Learning from the past
February is Black History Month. The month was first recognized in 1976 as a way to honor the accomplishments of African Americans throughout U.S. history. Today, one Hastings woman is looking back on the history of African Americans in the Hastings community.
Heidi Langenfeld works in the Pioneer Room at City Hall. She recently researched the timeline of African Americans in Hastings from 1857, when Hastings became an incorporated city, to 1954.
"I feel like history is there for us to learn from it and to build on and to not be castigating guilt or to be pointing at ourselves ... but try to look at it from the perspective of learning from our past," Langenfeld said.

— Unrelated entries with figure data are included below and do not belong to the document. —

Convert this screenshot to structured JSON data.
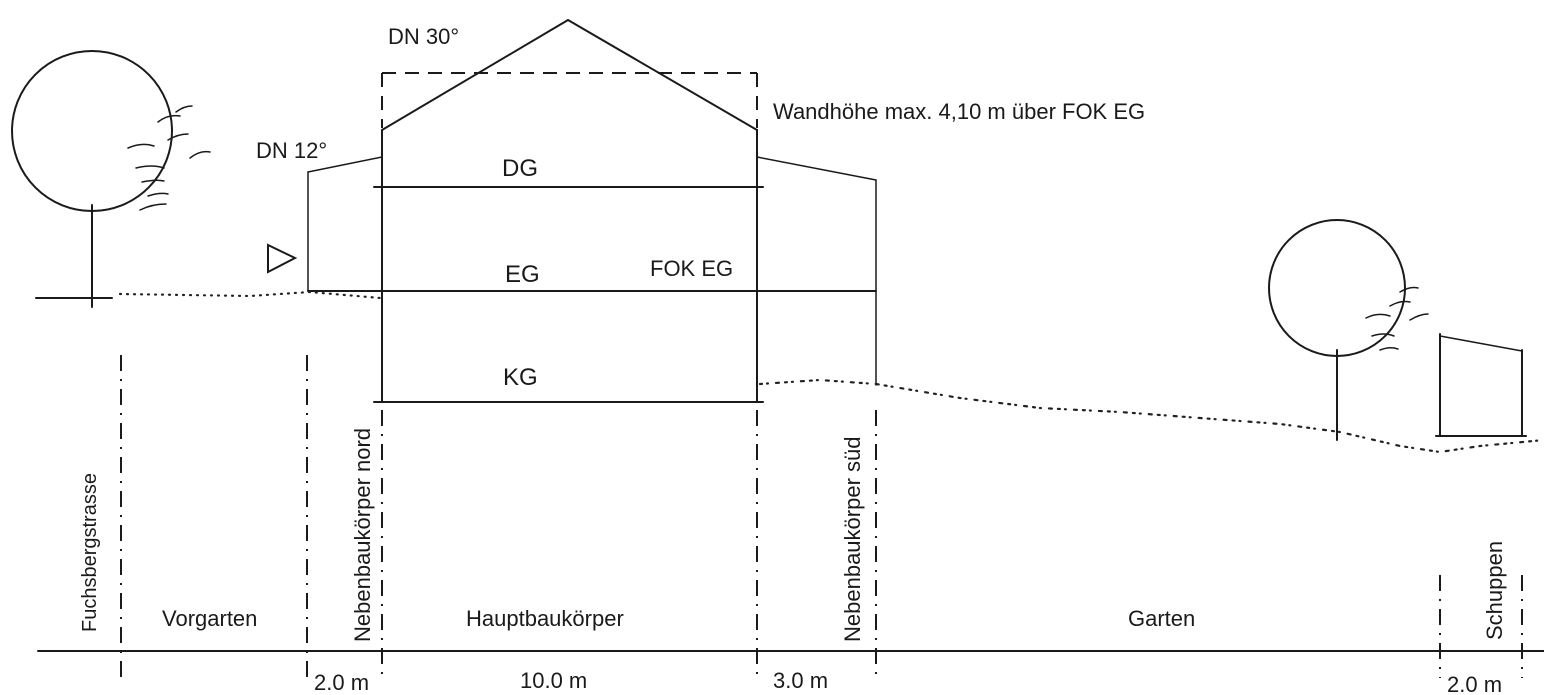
{
  "section": {
    "roof_pitch_main": "DN 30°",
    "roof_pitch_side": "DN 12°",
    "wall_height_note": "Wandhöhe max. 4,10 m über FOK EG",
    "floor_dg": "DG",
    "floor_eg": "EG",
    "floor_kg": "KG",
    "fok_label": "FOK EG"
  },
  "zones": {
    "street": "Fuchsbergstrasse",
    "front_garden": "Vorgarten",
    "annex_north": "Nebenbaukörper nord",
    "main_building": "Hauptbaukörper",
    "annex_south": "Nebenbaukörper süd",
    "garden": "Garten",
    "shed": "Schuppen"
  },
  "dimensions": {
    "north_width": "2.0 m",
    "main_width": "10.0 m",
    "south_width": "3.0 m",
    "shed_width": "2.0 m"
  },
  "colors": {
    "ink": "#1a1a1a",
    "paper": "#ffffff"
  }
}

One significant trend that Langenfeld found in her research was the steady growth in the population of blacks in the community during the late 1800s, and then a slow decline of the black population in the 1900s. In the Jan. 22, 1954 issue of the Hastings Gazette, it was reported that the last known black citizen in Hastings died.

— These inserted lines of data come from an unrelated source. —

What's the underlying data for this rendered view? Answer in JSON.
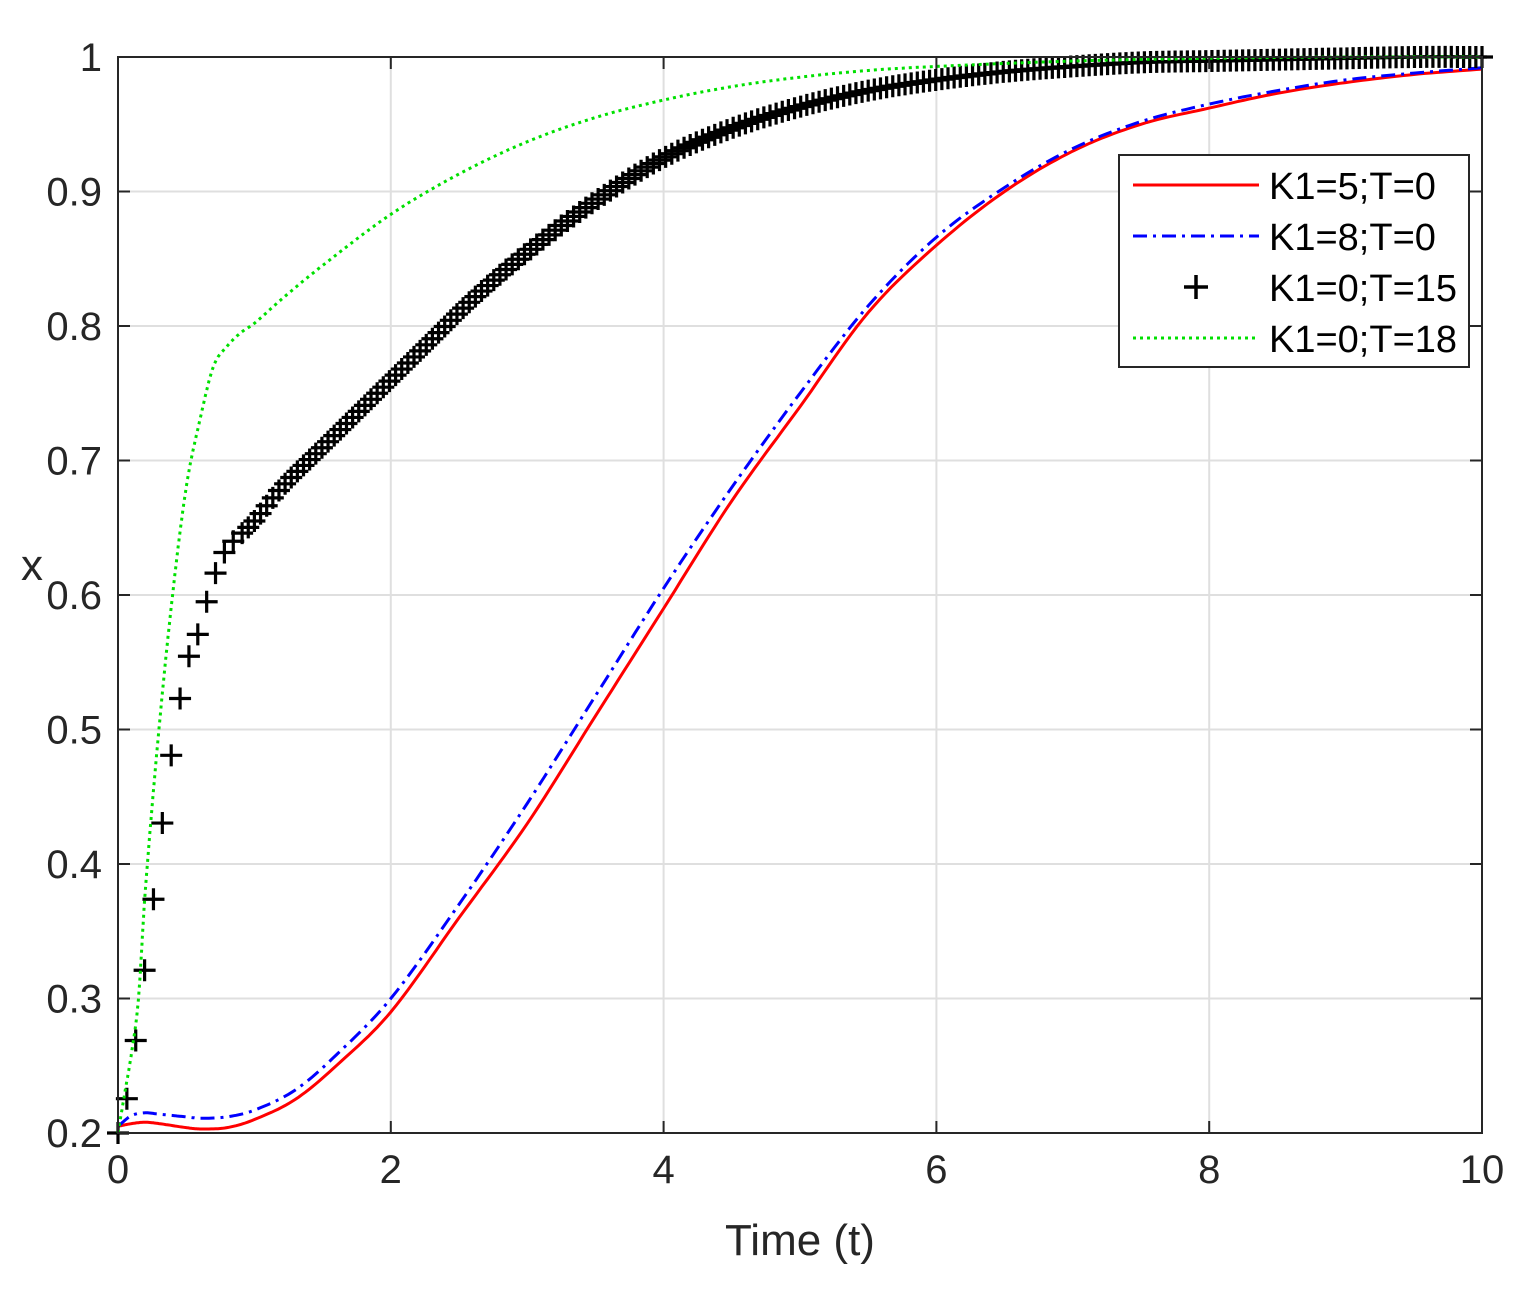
{
  "chart_data": {
    "type": "line",
    "title": "",
    "xlabel": "Time (t)",
    "ylabel": "x",
    "xlim": [
      0,
      10
    ],
    "ylim": [
      0.2,
      1
    ],
    "xticks": [
      0,
      2,
      4,
      6,
      8,
      10
    ],
    "yticks": [
      0.2,
      0.3,
      0.4,
      0.5,
      0.6,
      0.7,
      0.8,
      0.9,
      1
    ],
    "xtick_labels": [
      "0",
      "2",
      "4",
      "6",
      "8",
      "10"
    ],
    "ytick_labels": [
      "0.2",
      "0.3",
      "0.4",
      "0.5",
      "0.6",
      "0.7",
      "0.8",
      "0.9",
      "1"
    ],
    "grid": true,
    "legend_position": "top-right",
    "series": [
      {
        "name": "K1=5;T=0",
        "style": "solid",
        "color": "#ff0000",
        "x": [
          0,
          0.1,
          0.2,
          0.3,
          0.5,
          0.6,
          0.8,
          1.0,
          1.3,
          1.6,
          2.0,
          2.5,
          3.0,
          3.5,
          4.0,
          4.5,
          5.0,
          5.5,
          6.0,
          6.5,
          7.0,
          7.5,
          8.0,
          8.5,
          9.0,
          9.5,
          10.0
        ],
        "y": [
          0.205,
          0.207,
          0.208,
          0.207,
          0.204,
          0.203,
          0.204,
          0.21,
          0.225,
          0.25,
          0.29,
          0.36,
          0.43,
          0.51,
          0.59,
          0.67,
          0.74,
          0.81,
          0.86,
          0.9,
          0.93,
          0.95,
          0.962,
          0.973,
          0.981,
          0.987,
          0.991
        ]
      },
      {
        "name": "K1=8;T=0",
        "style": "dashdot",
        "color": "#0000ff",
        "x": [
          0,
          0.1,
          0.2,
          0.3,
          0.5,
          0.6,
          0.8,
          1.0,
          1.3,
          1.6,
          2.0,
          2.5,
          3.0,
          3.5,
          4.0,
          4.5,
          5.0,
          5.5,
          6.0,
          6.5,
          7.0,
          7.5,
          8.0,
          8.5,
          9.0,
          9.5,
          10.0
        ],
        "y": [
          0.205,
          0.213,
          0.215,
          0.214,
          0.212,
          0.211,
          0.212,
          0.217,
          0.232,
          0.258,
          0.3,
          0.37,
          0.445,
          0.525,
          0.605,
          0.68,
          0.75,
          0.815,
          0.866,
          0.903,
          0.932,
          0.952,
          0.965,
          0.975,
          0.983,
          0.988,
          0.992
        ]
      },
      {
        "name": "K1=0;T=15",
        "style": "plus-markers",
        "color": "#000000",
        "x": [
          0,
          0.02,
          0.05,
          0.08,
          0.1,
          0.15,
          0.2,
          0.25,
          0.3,
          0.35,
          0.4,
          0.45,
          0.5,
          0.6,
          0.65,
          0.7,
          0.75,
          0.8,
          0.9,
          1.0,
          1.2,
          1.5,
          1.8,
          2.0,
          2.3,
          2.6,
          3.0,
          3.5,
          4.0,
          4.5,
          5.0,
          5.5,
          6.0,
          6.5,
          7.0,
          7.5,
          8.0,
          8.5,
          9.0,
          9.5,
          10.0
        ],
        "y": [
          0.2,
          0.21,
          0.22,
          0.232,
          0.245,
          0.285,
          0.325,
          0.365,
          0.41,
          0.45,
          0.488,
          0.52,
          0.548,
          0.575,
          0.595,
          0.612,
          0.625,
          0.635,
          0.645,
          0.655,
          0.68,
          0.71,
          0.74,
          0.76,
          0.79,
          0.82,
          0.855,
          0.893,
          0.925,
          0.947,
          0.963,
          0.975,
          0.983,
          0.989,
          0.993,
          0.996,
          0.997,
          0.998,
          0.999,
          1.0,
          1.0
        ]
      },
      {
        "name": "K1=0;T=18",
        "style": "dotted",
        "color": "#00e000",
        "x": [
          0,
          0.05,
          0.1,
          0.15,
          0.2,
          0.3,
          0.4,
          0.5,
          0.6,
          0.7,
          0.8,
          0.9,
          1.0,
          1.2,
          1.5,
          2.0,
          2.5,
          3.0,
          3.5,
          4.0,
          4.5,
          5.0,
          5.5,
          6.0,
          7.0,
          8.0,
          9.0,
          10.0
        ],
        "y": [
          0.2,
          0.23,
          0.26,
          0.3,
          0.38,
          0.5,
          0.6,
          0.68,
          0.73,
          0.77,
          0.785,
          0.795,
          0.802,
          0.82,
          0.845,
          0.883,
          0.913,
          0.937,
          0.955,
          0.968,
          0.978,
          0.985,
          0.99,
          0.993,
          0.997,
          0.999,
          1.0,
          1.0
        ]
      }
    ]
  }
}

One of the main things that Langenfeld thought drove away the black population was the ridicule that they received in newspaper articles and actions. In 1865, a bill that proposed an amendment to strike the word "white" from the suffrage provision was passed. However, the amendment was twice voted down in 1865 and 1867.
One example of an unwelcome feeling toward African Americans in Hastings comes from 1907. A fire was reported at the African Methodist Church and the fire department had to put it out. An investigation resulted in finding indications of kerosene poured over the floor, pews and elsewhere, implying that it was not an accident.

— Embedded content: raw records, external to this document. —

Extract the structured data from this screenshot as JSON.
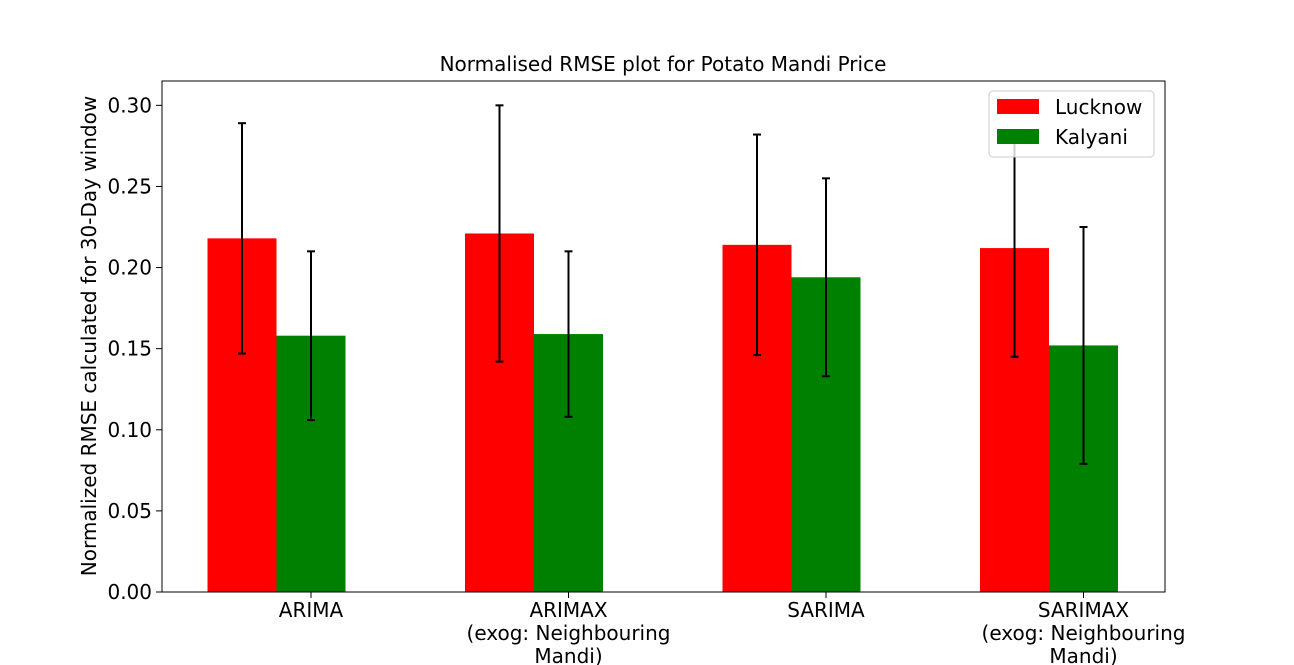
{
  "chart_data": {
    "type": "bar",
    "title": "Normalised RMSE plot for Potato Mandi Price",
    "xlabel": "",
    "ylabel": "Normalized RMSE calculated for 30-Day window",
    "ylim": [
      0.0,
      0.315
    ],
    "yticks": [
      "0.00",
      "0.05",
      "0.10",
      "0.15",
      "0.20",
      "0.25",
      "0.30"
    ],
    "categories": [
      [
        "ARIMA"
      ],
      [
        "ARIMAX",
        "(exog: Neighbouring",
        "Mandi)"
      ],
      [
        "SARIMA"
      ],
      [
        "SARIMAX",
        "(exog: Neighbouring",
        "Mandi)"
      ]
    ],
    "series": [
      {
        "name": "Lucknow",
        "color": "#ff0000",
        "values": [
          0.218,
          0.221,
          0.214,
          0.212
        ],
        "error": [
          0.071,
          0.079,
          0.068,
          0.067
        ]
      },
      {
        "name": "Kalyani",
        "color": "#008000",
        "values": [
          0.158,
          0.159,
          0.194,
          0.152
        ],
        "error": [
          0.052,
          0.051,
          0.061,
          0.073
        ]
      }
    ],
    "legend_position": "top-right",
    "grid": false
  }
}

Although there was ridicule, there were also African Americans in the city who made a big impact. One major example is James Curry. All the newspapers had long articles about his life and death in 1933. Curry had worked as a janitor at the Hastings public school for 15 years. The church was packed at his funeral and the downtown businesses were also closed. In a tribute written in the St. Paul Dispatch, Larry Ho wrote about how Curry sang his gallant way through life. Ho wrote of a story he remembered when Curry sang a song at the Hastings opera house at a church benefit. In the middle of his song, the lights went out and Curry laughed and called out, "cheer up folks, we are all the same color now."
More recently, Hastings has seen a rise in the number of African Americans in the city. According to the United States Census Bureau American FactFinder, the population of African Americans in Hastings has steadily increased in the last several years. In 2009 there was an estimated 57 African Americans in the city and in 2015 that number rose to an estimated 346 citizens.
Langenfeld said that it is her hope that society has grown enough through the years that the community would now be a better welcoming place for people who are from different backgrounds, religion and race.